Errors in the Brown et al. critical reanalysis

Brown et al. (1) critique our previous report (2) and judge the results “no more than the product of chance.” We share Brown et al.’s interest in protecting the field against false claims and appreciate their desire to ground their evaluation in reanalysis of our data. However, we have discovered that Brown et al.’s reanalysis itself contains major statistical and factual errors that ultimately invalidate their conclusions [as do new data replicating (2)].
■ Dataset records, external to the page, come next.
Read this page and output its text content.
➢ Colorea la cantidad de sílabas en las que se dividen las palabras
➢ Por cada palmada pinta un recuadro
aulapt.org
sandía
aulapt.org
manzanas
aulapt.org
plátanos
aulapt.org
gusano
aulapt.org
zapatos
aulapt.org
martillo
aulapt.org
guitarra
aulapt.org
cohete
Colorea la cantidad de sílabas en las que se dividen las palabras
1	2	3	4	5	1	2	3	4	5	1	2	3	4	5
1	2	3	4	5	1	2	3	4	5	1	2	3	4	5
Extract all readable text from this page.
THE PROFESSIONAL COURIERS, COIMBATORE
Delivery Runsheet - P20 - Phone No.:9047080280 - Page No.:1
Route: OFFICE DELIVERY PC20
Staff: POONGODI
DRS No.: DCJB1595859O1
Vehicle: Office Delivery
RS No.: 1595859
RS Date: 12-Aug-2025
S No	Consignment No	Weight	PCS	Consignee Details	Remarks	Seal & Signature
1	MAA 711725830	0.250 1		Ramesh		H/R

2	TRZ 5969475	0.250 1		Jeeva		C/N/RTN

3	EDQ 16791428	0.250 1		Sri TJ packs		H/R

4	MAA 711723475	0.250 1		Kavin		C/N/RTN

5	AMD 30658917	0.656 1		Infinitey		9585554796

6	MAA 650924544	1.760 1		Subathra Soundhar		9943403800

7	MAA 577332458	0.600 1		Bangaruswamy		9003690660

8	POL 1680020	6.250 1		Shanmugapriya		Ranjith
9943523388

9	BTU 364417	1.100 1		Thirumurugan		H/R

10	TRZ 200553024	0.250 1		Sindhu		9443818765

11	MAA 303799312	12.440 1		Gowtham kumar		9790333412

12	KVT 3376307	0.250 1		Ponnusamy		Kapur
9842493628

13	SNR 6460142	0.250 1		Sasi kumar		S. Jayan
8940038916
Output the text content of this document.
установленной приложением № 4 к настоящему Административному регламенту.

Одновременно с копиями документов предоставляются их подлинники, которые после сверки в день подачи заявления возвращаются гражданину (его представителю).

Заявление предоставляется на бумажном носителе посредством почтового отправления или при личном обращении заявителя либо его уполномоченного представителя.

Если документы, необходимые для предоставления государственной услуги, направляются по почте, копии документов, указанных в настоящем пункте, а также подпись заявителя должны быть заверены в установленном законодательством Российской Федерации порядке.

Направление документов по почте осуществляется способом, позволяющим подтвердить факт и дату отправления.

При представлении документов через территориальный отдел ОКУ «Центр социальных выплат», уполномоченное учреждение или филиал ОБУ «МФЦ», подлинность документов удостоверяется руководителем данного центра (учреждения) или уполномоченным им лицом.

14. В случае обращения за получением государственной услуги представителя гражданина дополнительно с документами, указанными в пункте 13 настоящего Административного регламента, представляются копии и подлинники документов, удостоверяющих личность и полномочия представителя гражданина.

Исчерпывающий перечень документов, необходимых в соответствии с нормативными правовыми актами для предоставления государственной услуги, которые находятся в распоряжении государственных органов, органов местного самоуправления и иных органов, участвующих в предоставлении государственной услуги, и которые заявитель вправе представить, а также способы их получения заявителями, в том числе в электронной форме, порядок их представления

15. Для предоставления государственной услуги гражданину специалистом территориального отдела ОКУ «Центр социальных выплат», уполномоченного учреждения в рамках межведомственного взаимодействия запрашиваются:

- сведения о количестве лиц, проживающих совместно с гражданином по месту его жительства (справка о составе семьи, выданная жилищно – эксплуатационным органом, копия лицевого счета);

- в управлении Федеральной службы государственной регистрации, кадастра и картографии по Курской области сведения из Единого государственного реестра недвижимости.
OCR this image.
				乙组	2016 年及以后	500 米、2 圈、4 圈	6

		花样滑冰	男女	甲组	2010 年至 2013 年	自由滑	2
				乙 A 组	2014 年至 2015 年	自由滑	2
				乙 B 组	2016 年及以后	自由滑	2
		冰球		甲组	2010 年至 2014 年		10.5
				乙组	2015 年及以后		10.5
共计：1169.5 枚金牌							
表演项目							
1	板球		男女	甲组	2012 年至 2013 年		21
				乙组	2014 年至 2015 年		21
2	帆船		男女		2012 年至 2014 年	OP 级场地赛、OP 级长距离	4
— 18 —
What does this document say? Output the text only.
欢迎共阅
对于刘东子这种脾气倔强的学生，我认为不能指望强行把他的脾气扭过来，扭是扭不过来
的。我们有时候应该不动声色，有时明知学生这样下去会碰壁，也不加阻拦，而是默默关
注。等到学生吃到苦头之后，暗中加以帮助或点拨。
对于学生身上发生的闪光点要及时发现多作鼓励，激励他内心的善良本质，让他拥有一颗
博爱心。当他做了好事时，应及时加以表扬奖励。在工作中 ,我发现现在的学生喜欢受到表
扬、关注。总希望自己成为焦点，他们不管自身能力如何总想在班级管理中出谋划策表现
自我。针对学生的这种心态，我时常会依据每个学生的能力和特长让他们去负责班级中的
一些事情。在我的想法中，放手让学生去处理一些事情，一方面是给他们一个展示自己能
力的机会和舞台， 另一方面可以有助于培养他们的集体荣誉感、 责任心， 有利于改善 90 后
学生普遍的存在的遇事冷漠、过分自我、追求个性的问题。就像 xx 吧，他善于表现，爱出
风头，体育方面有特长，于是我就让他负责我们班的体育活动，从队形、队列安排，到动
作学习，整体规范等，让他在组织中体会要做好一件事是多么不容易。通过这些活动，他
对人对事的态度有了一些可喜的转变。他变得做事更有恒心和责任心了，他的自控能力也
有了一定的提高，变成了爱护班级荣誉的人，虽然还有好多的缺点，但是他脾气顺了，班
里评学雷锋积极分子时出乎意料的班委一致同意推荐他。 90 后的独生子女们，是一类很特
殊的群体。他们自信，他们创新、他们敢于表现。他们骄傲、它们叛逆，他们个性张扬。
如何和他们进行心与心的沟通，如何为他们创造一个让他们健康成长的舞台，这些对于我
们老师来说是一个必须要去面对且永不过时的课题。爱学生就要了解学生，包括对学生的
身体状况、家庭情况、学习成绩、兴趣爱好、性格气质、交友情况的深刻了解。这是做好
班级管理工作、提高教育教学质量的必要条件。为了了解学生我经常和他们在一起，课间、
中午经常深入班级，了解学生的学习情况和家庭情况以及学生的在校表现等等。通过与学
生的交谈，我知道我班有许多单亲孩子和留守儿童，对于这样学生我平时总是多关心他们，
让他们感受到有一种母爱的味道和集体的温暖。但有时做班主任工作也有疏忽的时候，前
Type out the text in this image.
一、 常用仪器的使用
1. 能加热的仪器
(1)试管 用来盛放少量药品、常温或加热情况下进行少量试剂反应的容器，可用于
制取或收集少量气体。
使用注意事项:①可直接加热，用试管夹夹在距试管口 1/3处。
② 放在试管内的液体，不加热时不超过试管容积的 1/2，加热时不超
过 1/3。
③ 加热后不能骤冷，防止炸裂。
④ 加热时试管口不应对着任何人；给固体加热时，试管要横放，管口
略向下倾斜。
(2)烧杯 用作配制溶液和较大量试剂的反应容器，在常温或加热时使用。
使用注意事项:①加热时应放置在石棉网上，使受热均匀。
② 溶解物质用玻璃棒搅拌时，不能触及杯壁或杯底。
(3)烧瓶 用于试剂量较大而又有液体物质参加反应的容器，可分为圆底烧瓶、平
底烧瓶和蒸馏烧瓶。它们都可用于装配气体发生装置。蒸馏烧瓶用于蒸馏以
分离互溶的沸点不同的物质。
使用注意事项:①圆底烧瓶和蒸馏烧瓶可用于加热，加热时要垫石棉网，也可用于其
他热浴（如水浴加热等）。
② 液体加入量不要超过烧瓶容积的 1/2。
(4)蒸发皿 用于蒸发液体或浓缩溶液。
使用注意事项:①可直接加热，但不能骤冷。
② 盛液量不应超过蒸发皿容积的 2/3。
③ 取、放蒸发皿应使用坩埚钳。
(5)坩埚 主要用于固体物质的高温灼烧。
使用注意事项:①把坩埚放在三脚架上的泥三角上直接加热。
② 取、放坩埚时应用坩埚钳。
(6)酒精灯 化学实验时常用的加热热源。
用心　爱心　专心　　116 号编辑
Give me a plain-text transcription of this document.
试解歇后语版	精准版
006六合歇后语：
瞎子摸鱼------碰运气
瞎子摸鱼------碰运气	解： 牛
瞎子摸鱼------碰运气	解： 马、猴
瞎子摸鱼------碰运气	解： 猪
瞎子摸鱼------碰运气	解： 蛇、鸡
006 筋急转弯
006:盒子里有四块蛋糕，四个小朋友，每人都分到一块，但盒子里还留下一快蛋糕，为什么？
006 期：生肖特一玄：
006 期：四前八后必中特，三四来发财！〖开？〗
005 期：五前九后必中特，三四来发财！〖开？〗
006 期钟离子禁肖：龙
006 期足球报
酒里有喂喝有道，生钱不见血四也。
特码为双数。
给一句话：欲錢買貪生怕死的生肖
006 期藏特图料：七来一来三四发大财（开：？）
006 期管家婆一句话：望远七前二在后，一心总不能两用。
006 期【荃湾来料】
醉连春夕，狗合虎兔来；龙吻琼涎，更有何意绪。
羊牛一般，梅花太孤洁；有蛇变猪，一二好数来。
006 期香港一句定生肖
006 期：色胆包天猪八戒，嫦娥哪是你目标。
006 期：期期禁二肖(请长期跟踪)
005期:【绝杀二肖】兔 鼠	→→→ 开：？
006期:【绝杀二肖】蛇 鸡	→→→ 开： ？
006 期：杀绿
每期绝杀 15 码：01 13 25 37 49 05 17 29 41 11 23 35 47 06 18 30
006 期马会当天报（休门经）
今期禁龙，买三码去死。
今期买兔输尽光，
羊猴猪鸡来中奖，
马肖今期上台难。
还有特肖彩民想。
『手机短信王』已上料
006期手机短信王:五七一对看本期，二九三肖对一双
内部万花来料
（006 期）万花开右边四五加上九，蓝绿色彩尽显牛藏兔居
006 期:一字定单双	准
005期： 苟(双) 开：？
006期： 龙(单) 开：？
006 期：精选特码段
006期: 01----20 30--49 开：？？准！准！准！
One major error involves the “bitmapping” analysis Brown et al. (1) purport shows inflated false-positive error rates for our approach. Their bitmapping does not involve random sampling of observations (the only valid method for gauging analytic error) (3, 4), but instead iteratively repartitions observed psychometric variables within a fixed dataset and computes statistical tests on each resulting pair of “pseudofactors.” An investigating analyst will find that, regardless of whether bitmapping is applied to our data and analytic approach—or to totally random data and benchmark analyses, such as the t test—it produces aberrant distributions of parameter estimates and P values that bear no resemblance to valid sampling distributions (3, 4). This is evident in Brown et al.’s figures S7–S11 (1), which show centrally constricted bow-tie distributions, asymmetry despite random input data (figures S8 and S11 in ref. 1), and bias (never passing through 0,0 in figures S8–S11 in ref. 1). Although Brown et al. attribute these aberrations to our estimator, the distortions actually stem from their own invalid bitmapping procedure (for which they provide no reference or mathematical justification). Consequently, none of their false-positive estimates are valid.

Brown et al. (1) also capitalized on chance in attempting to refactor the Mental Health Continuum-Short Form (MHC-SF) well-being scale in a sample too small to support reliable factor discovery or item reallocation (5). The MHC-SF is extensively validated and we used established scoring of hedonic and eudaimonic items (references in ref. 2). In replication data, that established two-factor scoring structure fit substantially better than did the two-factor structure derived by Brown et al. (1).

Many of Brown et al.’s (1) other claims are false as well [e.g., pooling gene-specific associations is actually commonplace and represents an elementary statistical sum of random variables (3), whereas their proposed averaging with acceptance of null hypothesis 0s guarantees bias (3, 4)]. We do agree with Brown et al.’s (1) Supporting Information assertion that mixed-effect modeling would be a reasonable alternative approach to address correlated residuals.

We recently replicated divergent RNA associations with eudaimonic and hedonic well-being scores in an independent sample of 122 healthy adults. Analyses yielded similar pooled association estimates; eudaimonic b = −0.021 log₂ RNA SD⁻¹ vs. −0.028 in ref. 2, hedonic b = +0.025 vs. +0.028 in ref. 2. If previous results were spurious and true sampling variability were really >twofold inflated, as Brown et al.’s (1) bitmapping purports, it is highly unlikely that either association would replicate so closely, and the probability that both would do so is ∼1 in 100 (3). So, although Brown et al. judge “the chances of a successful reproduction ... to be remote,” their conclusion is wrong both analytically and empirically (1). Analyses of new independent data using mixed-effect linear models continue to validate the previous observations (2).